Maybe it was the alcohol, or the way she was like gravity, pulling the people she needed into her orbit, himself included. He didn't know his reasons for reaching out then to pull her against his side and wrap his arm around her, but then he'd never been one to explore his own feelings much. She let herself be drawn to him and nestled against the hard contours of his armor, relishing the heat of his body that seeped into her bones and chased away the worries that had weighed her down since Eden Prime. It was nice, being like this. The sheer size of him and the tremendous strength in his heavily muscled arms made her feel safe, a feeling more precious for its transient nature in her increasingly dangerous life. With every passing day, it was looking more and more like this mission could be her last as they faced down impossible odds and ever more powerful enemies, but Wrex could somehow make her believe that it would all be okay just by being there, a solid presence at her back and by her side. She closed her eyes and breathed deeply as she idly stroked his forearm.

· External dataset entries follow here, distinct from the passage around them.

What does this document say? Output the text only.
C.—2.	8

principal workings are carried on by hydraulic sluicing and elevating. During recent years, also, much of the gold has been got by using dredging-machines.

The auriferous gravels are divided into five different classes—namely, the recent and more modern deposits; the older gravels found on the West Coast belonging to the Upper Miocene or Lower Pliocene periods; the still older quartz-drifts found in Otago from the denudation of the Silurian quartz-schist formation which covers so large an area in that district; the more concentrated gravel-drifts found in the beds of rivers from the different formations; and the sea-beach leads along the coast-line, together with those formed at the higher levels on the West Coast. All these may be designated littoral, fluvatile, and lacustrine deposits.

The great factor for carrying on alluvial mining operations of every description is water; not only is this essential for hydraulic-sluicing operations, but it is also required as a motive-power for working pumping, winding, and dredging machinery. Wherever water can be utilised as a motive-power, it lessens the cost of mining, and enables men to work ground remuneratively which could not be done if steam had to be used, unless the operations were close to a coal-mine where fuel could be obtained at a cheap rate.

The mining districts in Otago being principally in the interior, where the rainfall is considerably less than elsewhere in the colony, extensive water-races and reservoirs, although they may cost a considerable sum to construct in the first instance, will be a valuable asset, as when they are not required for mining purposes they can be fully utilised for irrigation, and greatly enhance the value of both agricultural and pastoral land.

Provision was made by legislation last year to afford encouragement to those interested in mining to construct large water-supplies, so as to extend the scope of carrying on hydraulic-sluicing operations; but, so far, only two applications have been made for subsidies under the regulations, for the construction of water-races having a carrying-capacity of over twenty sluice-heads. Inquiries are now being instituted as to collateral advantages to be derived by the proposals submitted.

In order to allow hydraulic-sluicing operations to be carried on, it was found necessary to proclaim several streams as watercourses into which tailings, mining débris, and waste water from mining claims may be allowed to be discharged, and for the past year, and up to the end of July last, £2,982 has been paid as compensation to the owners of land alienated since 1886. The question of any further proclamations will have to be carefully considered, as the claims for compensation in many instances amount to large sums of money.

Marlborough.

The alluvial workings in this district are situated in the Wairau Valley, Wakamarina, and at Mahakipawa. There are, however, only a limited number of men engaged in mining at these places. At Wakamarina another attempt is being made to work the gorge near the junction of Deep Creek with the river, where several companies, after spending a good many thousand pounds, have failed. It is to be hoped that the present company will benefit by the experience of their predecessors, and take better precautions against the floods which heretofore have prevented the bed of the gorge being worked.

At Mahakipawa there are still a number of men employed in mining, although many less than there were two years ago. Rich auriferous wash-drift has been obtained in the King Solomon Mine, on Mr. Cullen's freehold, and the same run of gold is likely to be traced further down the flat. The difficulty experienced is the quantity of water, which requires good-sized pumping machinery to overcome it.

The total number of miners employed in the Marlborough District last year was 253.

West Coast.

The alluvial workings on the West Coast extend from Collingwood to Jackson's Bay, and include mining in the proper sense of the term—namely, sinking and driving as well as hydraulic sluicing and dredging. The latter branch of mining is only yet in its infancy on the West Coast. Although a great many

"I don't know if the LT would appreciate you thinking of him as family." It was meant as a casual comment, but once it was out there, hanging in the air between them, he realized it wasn't.

"Huh? What do you mean?"

"Oh, come on, Shepard. We've all seen the way he looks at you, like a lost varren."

She sat up slightly to see if he was joking. "What, you think Kaidan and I are together?" She scoffed. "He's an all right guy, but he's really not my type."

"Oh? What is your type?" He leered at her and she punched his side playfully.

"You old letch." She settled back against him and laid her hand on his thigh. He was pretty sure she meant it innocently, but he couldn't help entertaining the idea that she knew exactly how she affected him. Why, after all this time, was it a human who got his blood up and not one of his own kind, he wondered. The answer was not forthcoming, but that didn't change the way his pulse quickened.

"You didn't answer my question."

"And I'm not going to."

"You're no fun."

"Oh, I'm plenty of fun for the right person," she said with a wink, and his eyebrows shot up to the red armored plate on his forehead. She grinned, sat up, and stretched, then tilted her beer from side to side to ascertain that it was, indeed, empty. "We're going to the Citadel for shore leave tomorrow, so rest up. The first thing I'm doing is buying everyone a round of drinks."

"Hope you have deep pockets, Shepard," he grumbled as Shepard stood up and started climbing back down to floor level. As she walked away, he called, "Plenty of fun, huh?"

"Yep!" she answered, chuckling to herself as she rounded the corner to the elevator.

This human was going to be the end of him.